É, muitas vezes, a tosse persistente que denuncia a Doença Pulmonar Obstrutiva Crónica (DPOC), uma doença crónica (prolongada no tempo), caracterizada por um estreitamento e inflamação das vias respiratórias que causam um défice na função pulmonar.

 

tosse, embora característica desta doença, por vezes é desvalorizada: os doentes, normalmente fumadores, vão-se habituando. Associada à tosse está, muitas vezes, a expetoração matinal, o tão característico “catarro” dos fumadores. Lenta, mas progressivamente, as vias respiratórias inferiores vão ficando obstruídas: a passagem de ar é dificultada e, em consequência, respirar exige um esforço acrescido.

Esta obstrução pode acontecer ao nível das chamadas vias respiratórias, brônquios e bronquíolos, e nos reservatórios de ar, os alvéolos.

Nesta doença, o revestimento dos brônquios e bronquíolos fica inflamado, provocando, entre outros aspetos, uma produção excessiva de muco. Este muco vai bloqueando as vias respiratórias e, consequentemente, dificultando a passagem do ar. Também as paredes dos alvéolos podem ficar irritadas e inflamadas: dificultando as trocas ao nível do sangue.

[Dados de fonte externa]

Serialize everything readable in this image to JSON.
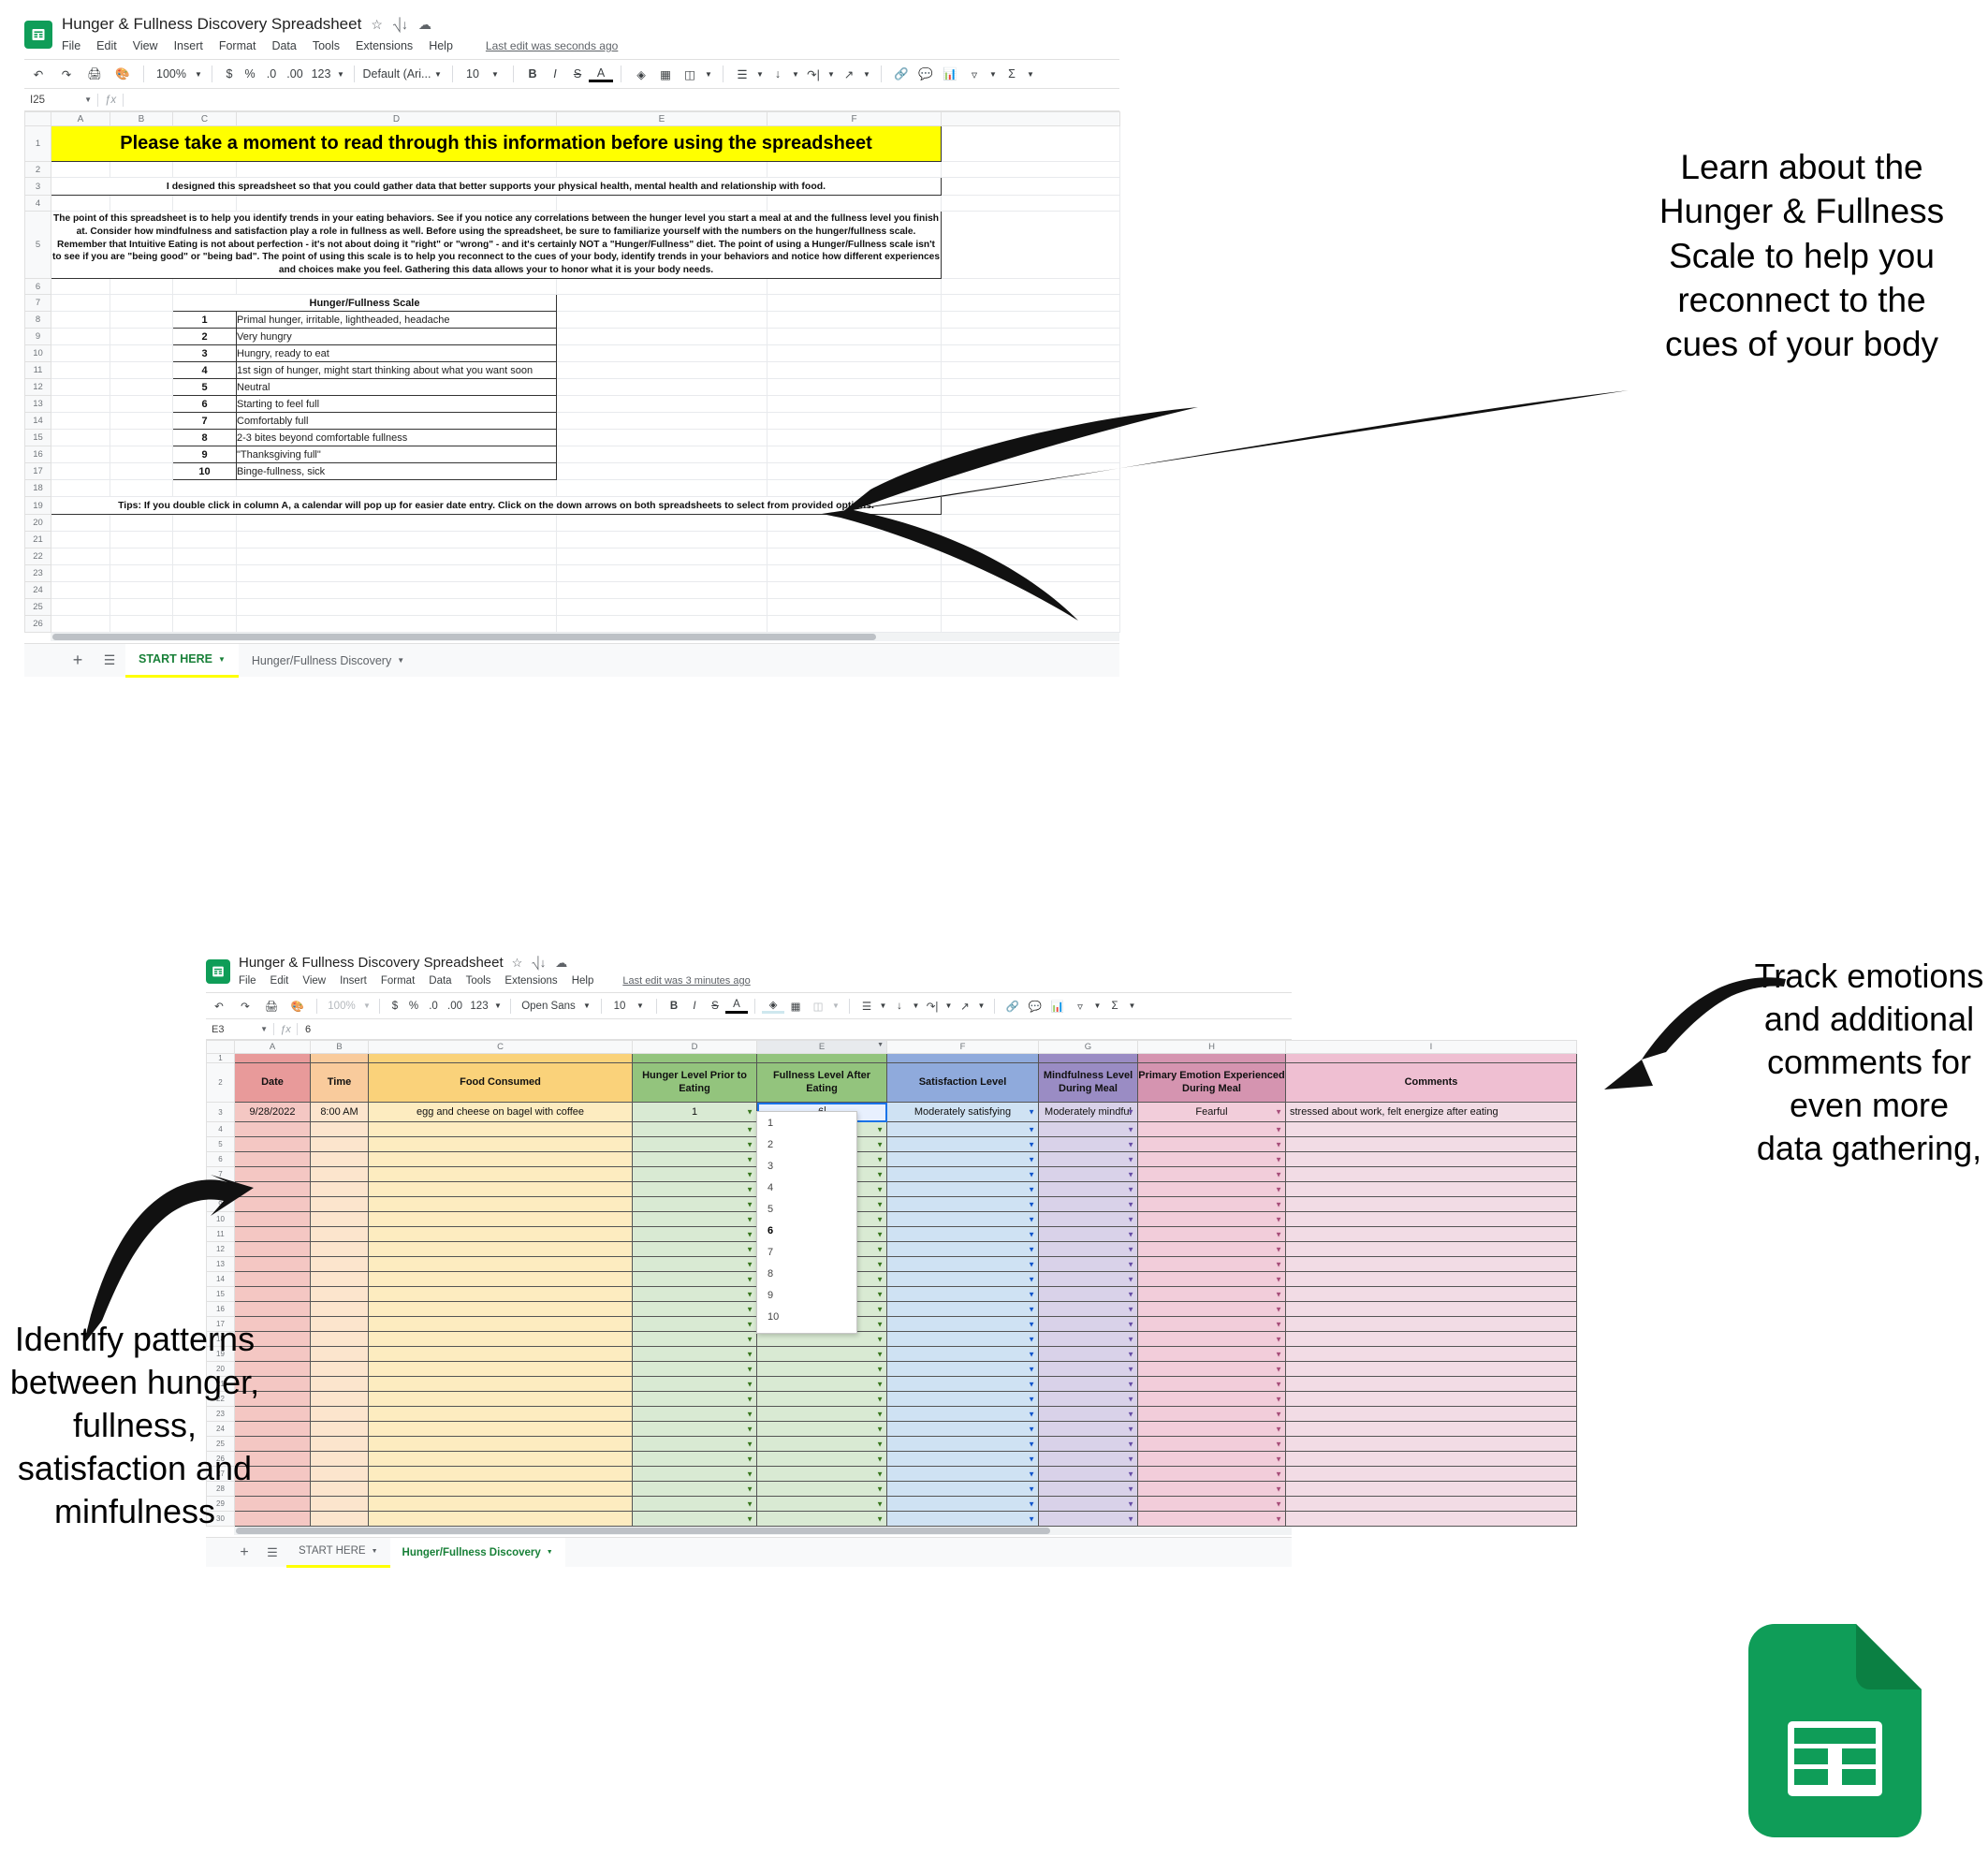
{
  "sheet1": {
    "doc_title": "Hunger & Fullness Discovery Spreadsheet",
    "title_icons": [
      "star-icon",
      "move-to-folder-icon",
      "cloud-saved-icon"
    ],
    "menus": [
      "File",
      "Edit",
      "View",
      "Insert",
      "Format",
      "Data",
      "Tools",
      "Extensions",
      "Help"
    ],
    "last_edit": "Last edit was seconds ago",
    "toolbar": {
      "undo": "undo-icon",
      "redo": "redo-icon",
      "print": "print-icon",
      "paint": "paint-format-icon",
      "zoom": "100%",
      "currency": "$",
      "percent": "%",
      "dec_less": ".0",
      "dec_more": ".00",
      "formats": "123",
      "font": "Default (Ari...",
      "font_size": "10",
      "bold": "B",
      "italic": "I",
      "strike": "S",
      "text_color": "A"
    },
    "name_box": "I25",
    "formula_value": "",
    "columns": [
      "A",
      "B",
      "C",
      "D",
      "E",
      "F"
    ],
    "rows": [
      "1",
      "2",
      "3",
      "4",
      "5",
      "6",
      "7",
      "8",
      "9",
      "10",
      "11",
      "12",
      "13",
      "14",
      "15",
      "16",
      "17",
      "18",
      "19",
      "20",
      "21",
      "22",
      "23",
      "24",
      "25",
      "26"
    ],
    "banner": "Please take a moment to read through this information before using the spreadsheet",
    "intro": "I designed this spreadsheet so that you could gather data that better supports your physical health, mental health and relationship with food.",
    "paragraph": "The point of this spreadsheet is to help you identify trends in your eating behaviors. See if you notice any correlations between the hunger level you start a meal at and the fullness level you finish at. Consider how mindfulness and satisfaction play a role in fullness as well. Before using the spreadsheet, be sure to familiarize yourself with the numbers on the hunger/fullness scale. Remember that Intuitive Eating is not about perfection - it's not about doing it \"right\" or \"wrong\" - and it's certainly NOT a \"Hunger/Fullness\" diet. The point of using a Hunger/Fullness scale isn't to see if you are \"being good\" or \"being bad\". The point of using this scale is to help you reconnect to the cues of your body, identify trends in your behaviors and notice how different experiences and choices make you feel. Gathering this data allows your to honor what it is your body needs.",
    "scale_title": "Hunger/Fullness Scale",
    "scale": [
      {
        "n": "1",
        "desc": "Primal hunger, irritable, lightheaded, headache"
      },
      {
        "n": "2",
        "desc": "Very hungry"
      },
      {
        "n": "3",
        "desc": "Hungry, ready to eat"
      },
      {
        "n": "4",
        "desc": "1st sign of hunger, might start thinking about what you want soon"
      },
      {
        "n": "5",
        "desc": "Neutral"
      },
      {
        "n": "6",
        "desc": "Starting to feel full"
      },
      {
        "n": "7",
        "desc": "Comfortably full"
      },
      {
        "n": "8",
        "desc": "2-3 bites beyond comfortable fullness"
      },
      {
        "n": "9",
        "desc": "\"Thanksgiving full\""
      },
      {
        "n": "10",
        "desc": "Binge-fullness, sick"
      }
    ],
    "tips": "Tips: If you double click in column A, a calendar will pop up for easier date entry. Click on the down arrows on both spreadsheets to select from provided options.",
    "tabs": [
      {
        "label": "START HERE",
        "active": true
      },
      {
        "label": "Hunger/Fullness Discovery",
        "active": false
      }
    ]
  },
  "sheet2": {
    "doc_title": "Hunger & Fullness Discovery Spreadsheet",
    "menus": [
      "File",
      "Edit",
      "View",
      "Insert",
      "Format",
      "Data",
      "Tools",
      "Extensions",
      "Help"
    ],
    "last_edit": "Last edit was 3 minutes ago",
    "toolbar": {
      "zoom": "100%",
      "currency": "$",
      "percent": "%",
      "dec_less": ".0",
      "dec_more": ".00",
      "formats": "123",
      "font": "Open Sans",
      "font_size": "10",
      "bold": "B",
      "italic": "I",
      "strike": "S",
      "text_color": "A"
    },
    "name_box": "E3",
    "formula_value": "6",
    "columns": [
      "A",
      "B",
      "C",
      "D",
      "E",
      "F",
      "G",
      "H",
      "I"
    ],
    "rows": [
      "1",
      "2",
      "3",
      "4",
      "5",
      "6",
      "7",
      "8",
      "9",
      "10",
      "11",
      "12",
      "13",
      "14",
      "15",
      "16",
      "17",
      "18",
      "19",
      "20",
      "21",
      "22",
      "23",
      "24",
      "25",
      "26",
      "27",
      "28",
      "29",
      "30"
    ],
    "headers": [
      "Date",
      "Time",
      "Food Consumed",
      "Hunger Level Prior to Eating",
      "Fullness Level After Eating",
      "Satisfaction Level",
      "Mindfulness Level During Meal",
      "Primary Emotion Experienced During Meal",
      "Comments"
    ],
    "header_colors": [
      "#e89a9a",
      "#f9cb9c",
      "#fad27a",
      "#93c47d",
      "#93c47d",
      "#8faadc",
      "#9a8cc4",
      "#d594b0",
      "#efbfd2"
    ],
    "row_colors": [
      "#f4c7c3",
      "#fce5cd",
      "#fdecc0",
      "#d9ead3",
      "#d9ead3",
      "#cfe2f3",
      "#d9d2e9",
      "#f2cdda",
      "#f2dce5"
    ],
    "first_row": {
      "date": "9/28/2022",
      "time": "8:00 AM",
      "food": "egg and cheese on bagel with coffee",
      "hunger": "1",
      "fullness": "6",
      "satisfaction": "Moderately satisfying",
      "mindfulness": "Moderately mindful",
      "emotion": "Fearful",
      "comments": "stressed about work, felt energize after eating"
    },
    "dropdown": {
      "options": [
        "1",
        "2",
        "3",
        "4",
        "5",
        "6",
        "7",
        "8",
        "9",
        "10"
      ],
      "selected": "6"
    },
    "tabs": [
      {
        "label": "START HERE",
        "active": false
      },
      {
        "label": "Hunger/Fullness Discovery",
        "active": true
      }
    ]
  },
  "annotations": {
    "top_right": "Learn about the Hunger & Fullness Scale to help you reconnect to the cues of your body",
    "bottom_right": "Track emotions and additional comments for even more data gathering,",
    "bottom_left": "Identify patterns between hunger, fullness, satisfaction and minfulness"
  },
  "colors": {
    "brand_green": "#0f9d58",
    "banner_yellow": "#ffff00",
    "selection_blue": "#1a73e8",
    "tab_active_green": "#188038"
  }
}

Além da tosse e da expetoração, esta doença apresenta ainda, como manifestações:

  • Falta de ar;
  • Dor no peito, tipo “aperto”;
  • Pieira (espécie de assobio que se ouve na expiração)

As queixas respiratórias vão passando despercebidas até que se tornam cada vez mais comuns e mais intensas. A constipação e a gripe são habituais e o cansaço surge ao menor esforço. É assim que evolui a DPOC, começando com uma simples tosse, que, se não fosse ignorada, podia permitir uma deteção precoce da doença e uma melhor recuperação da função pulmonar. É uma doença que não tem cura. No entanto é importante conhecê-la para que seja possível controlá-la.